Performing evaluation on the test set

I have implemented the evaluation of the test set as follows:

n_epochs = 1000 
batch_size = 32 

for epoch in range(n_epochs):

    permutation1 = torch.randperm(trainX.size()[0])
    for i in range(0,trainX.size()[0], batch_size):

        indices1 = permutation1[i:i+batch_size]
        batch_x_train, batch_y_train = trainX[indices1], trainY[indices1]

        outputs = model.forward(batch_x_train)
        train_loss = criterion(outputs,batch_y_train)

    y_pred = model(valX)
    val_loss = criterion(y_pred, valY)        

    avg_train_loss = sum(loss_train) / len(loss_train)
    print('epoch {},  train loss {},  val loss{}'.format(epoch, avg_train_loss, val_loss)) 

y_pred = model(testX)
test_loss = criterion(y_pred, testY) 
print('test loss is {}'.format(test_loss))

Is this the correct way to evaluate the model on the test set? Also, where and how should I save the model in this case ( or model.state_dict() ) if in the future all I would want to do is to load the model and just use it on the test set?

Assuming valX is a tensor with the complete validation data, then this approach would be generally right, but you might of course run out of memory, if this tensor is too large.
The usual approach would be to wrap it in a Dataset and DataLoader and get the predictions for each batch. The data loading tutorial gives you some information how to create a Dataset and DataLoader.

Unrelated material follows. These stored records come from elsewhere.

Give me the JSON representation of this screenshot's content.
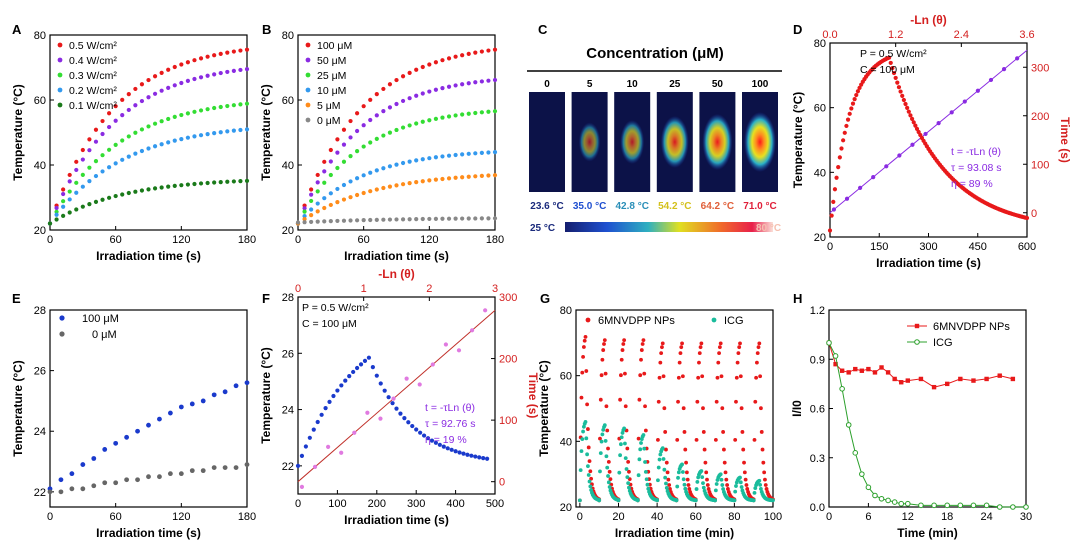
{
  "panelC": {
    "letter": "C",
    "title": "Concentration (μM)",
    "concentrations": [
      "0",
      "5",
      "10",
      "25",
      "50",
      "100"
    ],
    "temps": [
      "23.6 °C",
      "35.0 °C",
      "42.8 °C",
      "54.2 °C",
      "64.2 °C",
      "71.0 °C"
    ],
    "temp_colors": [
      "#1a2a7c",
      "#1f4fd0",
      "#2a8fb8",
      "#d4c11c",
      "#e0603a",
      "#e0203a"
    ],
    "intensity": [
      0,
      0.35,
      0.5,
      0.75,
      0.88,
      1.0
    ],
    "scale_min": "25 °C",
    "scale_max": "80 °C"
  },
  "chart_data": [
    {
      "panel": "A",
      "type": "scatter",
      "xlabel": "Irradiation time (s)",
      "ylabel": "Temperature (°C)",
      "xlim": [
        0,
        180
      ],
      "ylim": [
        20,
        80
      ],
      "xticks": [
        0,
        60,
        120,
        180
      ],
      "yticks": [
        20,
        40,
        60,
        80
      ],
      "series": [
        {
          "name": "0.5 W/cm²",
          "color": "#e8191a",
          "model": {
            "y0": 22,
            "yinf": 78,
            "tau": 58
          }
        },
        {
          "name": "0.4 W/cm²",
          "color": "#8a2be2",
          "model": {
            "y0": 22,
            "yinf": 72,
            "tau": 60
          }
        },
        {
          "name": "0.3 W/cm²",
          "color": "#33dd33",
          "model": {
            "y0": 22,
            "yinf": 61,
            "tau": 62
          }
        },
        {
          "name": "0.2 W/cm²",
          "color": "#3399ee",
          "model": {
            "y0": 22,
            "yinf": 53,
            "tau": 66
          }
        },
        {
          "name": "0.1 W/cm²",
          "color": "#1a7a1a",
          "model": {
            "y0": 22,
            "yinf": 36,
            "tau": 65
          }
        }
      ],
      "n_points": 31
    },
    {
      "panel": "B",
      "type": "scatter",
      "xlabel": "Irradiation time (s)",
      "ylabel": "Temperature (°C)",
      "xlim": [
        0,
        180
      ],
      "ylim": [
        20,
        80
      ],
      "xticks": [
        0,
        60,
        120,
        180
      ],
      "yticks": [
        20,
        40,
        60,
        80
      ],
      "series": [
        {
          "name": "100 μM",
          "color": "#e8191a",
          "model": {
            "y0": 22,
            "yinf": 78,
            "tau": 58
          }
        },
        {
          "name": "50 μM",
          "color": "#8a2be2",
          "model": {
            "y0": 22,
            "yinf": 68,
            "tau": 56
          }
        },
        {
          "name": "25 μM",
          "color": "#33dd33",
          "model": {
            "y0": 22,
            "yinf": 58,
            "tau": 56
          }
        },
        {
          "name": "10 μM",
          "color": "#3399ee",
          "model": {
            "y0": 22,
            "yinf": 45,
            "tau": 58
          }
        },
        {
          "name": "5 μM",
          "color": "#ff8c1a",
          "model": {
            "y0": 22,
            "yinf": 38,
            "tau": 68
          }
        },
        {
          "name": "0 μM",
          "color": "#888888",
          "model": {
            "y0": 22.3,
            "yinf": 23.8,
            "tau": 90
          }
        }
      ],
      "n_points": 31
    },
    {
      "panel": "D",
      "type": "scatter",
      "xlabel": "Irradiation time (s)",
      "ylabel": "Temperature (°C)",
      "xlim": [
        0,
        600
      ],
      "ylim": [
        20,
        80
      ],
      "xticks": [
        0,
        150,
        300,
        450,
        600
      ],
      "yticks": [
        20,
        40,
        60,
        80
      ],
      "top_axis": {
        "label": "-Ln (θ)",
        "lim": [
          0,
          3.6
        ],
        "ticks": [
          0.0,
          1.2,
          2.4,
          3.6
        ]
      },
      "right_axis": {
        "label": "Time (s)",
        "lim": [
          -50,
          350
        ],
        "ticks": [
          0,
          100,
          200,
          300
        ]
      },
      "annotation": [
        "P = 0.5 W/cm²",
        "C = 100 μM"
      ],
      "fit_text": [
        "t = -τLn (θ)",
        "τ = 93.08 s",
        "η = 89 %"
      ],
      "heating": {
        "y0": 22,
        "yinf": 78,
        "tau": 58,
        "tend": 180
      },
      "cooling": {
        "tau": 160,
        "tend": 600
      },
      "fit_line": {
        "slope": 93.08,
        "intercept": 0
      },
      "colors": {
        "data": "#e8191a",
        "fit": "#8a2be2"
      }
    },
    {
      "panel": "E",
      "type": "scatter",
      "xlabel": "Irradiation time (s)",
      "ylabel": "Temperature (°C)",
      "xlim": [
        0,
        180
      ],
      "ylim": [
        21.5,
        28
      ],
      "xticks": [
        0,
        60,
        120,
        180
      ],
      "yticks": [
        22,
        24,
        26,
        28
      ],
      "series": [
        {
          "name": "100 μM",
          "color": "#1a3acc",
          "x": [
            0,
            10,
            20,
            30,
            40,
            50,
            60,
            70,
            80,
            90,
            100,
            110,
            120,
            130,
            140,
            150,
            160,
            170,
            180
          ],
          "y": [
            22.1,
            22.4,
            22.6,
            22.9,
            23.1,
            23.4,
            23.6,
            23.8,
            24.0,
            24.2,
            24.4,
            24.6,
            24.8,
            24.9,
            25.0,
            25.2,
            25.3,
            25.5,
            25.6
          ]
        },
        {
          "name": "0 μM",
          "color": "#666666",
          "x": [
            0,
            10,
            20,
            30,
            40,
            50,
            60,
            70,
            80,
            90,
            100,
            110,
            120,
            130,
            140,
            150,
            160,
            170,
            180
          ],
          "y": [
            22.0,
            22.0,
            22.1,
            22.1,
            22.2,
            22.3,
            22.3,
            22.4,
            22.4,
            22.5,
            22.5,
            22.6,
            22.6,
            22.7,
            22.7,
            22.8,
            22.8,
            22.8,
            22.9
          ]
        }
      ]
    },
    {
      "panel": "F",
      "type": "scatter",
      "xlabel": "Irradiation time (s)",
      "ylabel": "Temperature (°C)",
      "xlim": [
        0,
        500
      ],
      "ylim": [
        21,
        28
      ],
      "xticks": [
        0,
        100,
        200,
        300,
        400,
        500
      ],
      "yticks": [
        22,
        24,
        26,
        28
      ],
      "top_axis": {
        "label": "-Ln (θ)",
        "lim": [
          0,
          3
        ],
        "ticks": [
          0,
          1,
          2,
          3
        ]
      },
      "right_axis": {
        "label": "Time (s)",
        "lim": [
          -20,
          300
        ],
        "ticks": [
          0,
          100,
          200,
          300
        ]
      },
      "annotation": [
        "P = 0.5 W/cm²",
        "C = 100 μM"
      ],
      "fit_text": [
        "t = -τLn (θ)",
        "τ = 92.76 s",
        "η = 19 %"
      ],
      "heating": {
        "y0": 22.0,
        "yinf": 27.5,
        "tau": 150,
        "tend": 180
      },
      "cooling": {
        "tau": 110,
        "tend": 480
      },
      "fit_line": {
        "slope": 92.76,
        "intercept": 0
      },
      "colors": {
        "data": "#1a3acc",
        "fit": "#e07ae0"
      }
    },
    {
      "panel": "G",
      "type": "scatter",
      "xlabel": "Irradiation time (min)",
      "ylabel": "Temperature (°C)",
      "xlim": [
        -2,
        100
      ],
      "ylim": [
        20,
        80
      ],
      "xticks": [
        0,
        20,
        40,
        60,
        80,
        100
      ],
      "yticks": [
        20,
        40,
        60,
        80
      ],
      "series": [
        {
          "name": "6MNVDPP NPs",
          "color": "#e8191a",
          "peaks": [
            72,
            71,
            71,
            71,
            70,
            70,
            70,
            70,
            70,
            70
          ]
        },
        {
          "name": "ICG",
          "color": "#1abc9c",
          "peaks": [
            46,
            45,
            44,
            42,
            38,
            33,
            31,
            30,
            29,
            28
          ]
        }
      ],
      "cycle_min": 10,
      "heat_min": 3,
      "base": 22
    },
    {
      "panel": "H",
      "type": "line",
      "xlabel": "Time (min)",
      "ylabel": "I/I0",
      "xlim": [
        0,
        30
      ],
      "ylim": [
        0,
        1.2
      ],
      "xticks": [
        0,
        6,
        12,
        18,
        24,
        30
      ],
      "yticks": [
        0.0,
        0.3,
        0.6,
        0.9,
        1.2
      ],
      "series": [
        {
          "name": "6MNVDPP NPs",
          "color": "#e8191a",
          "x": [
            0,
            1,
            2,
            3,
            4,
            5,
            6,
            7,
            8,
            9,
            10,
            11,
            12,
            14,
            16,
            18,
            20,
            22,
            24,
            26,
            28
          ],
          "y": [
            1.0,
            0.87,
            0.83,
            0.82,
            0.84,
            0.83,
            0.84,
            0.82,
            0.85,
            0.82,
            0.78,
            0.76,
            0.77,
            0.78,
            0.73,
            0.75,
            0.78,
            0.77,
            0.78,
            0.8,
            0.78
          ]
        },
        {
          "name": "ICG",
          "color": "#2ca02c",
          "x": [
            0,
            1,
            2,
            3,
            4,
            5,
            6,
            7,
            8,
            9,
            10,
            11,
            12,
            14,
            16,
            18,
            20,
            22,
            24,
            26,
            28,
            30
          ],
          "y": [
            1.0,
            0.92,
            0.72,
            0.5,
            0.33,
            0.2,
            0.12,
            0.07,
            0.05,
            0.04,
            0.03,
            0.02,
            0.02,
            0.01,
            0.01,
            0.01,
            0.01,
            0.01,
            0.01,
            0.0,
            0.0,
            0.0
          ]
        }
      ]
    }
  ]
}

Also, to save memory during evaluation and test, you could wrap the validation and test code into a with torch.no_grad() block.

Do you mean to say that for evaluation and test set the code should be:

with torch.no_grad():
    y_pred = model(valX)
    val_loss = criterion(y_pred, valY)


with torch.no_grad():
    y_pred = model(test)
    test_loss = criterion(y_pred, testY)

Also, how about the answer to the second part of the question where I ask about the best way to save the model?

The usage of no_grad() and model.eval() is correct and if you are not running our of memory using the complete datasets, your approach should work.

To store the model, you should save the state_dict() as described here.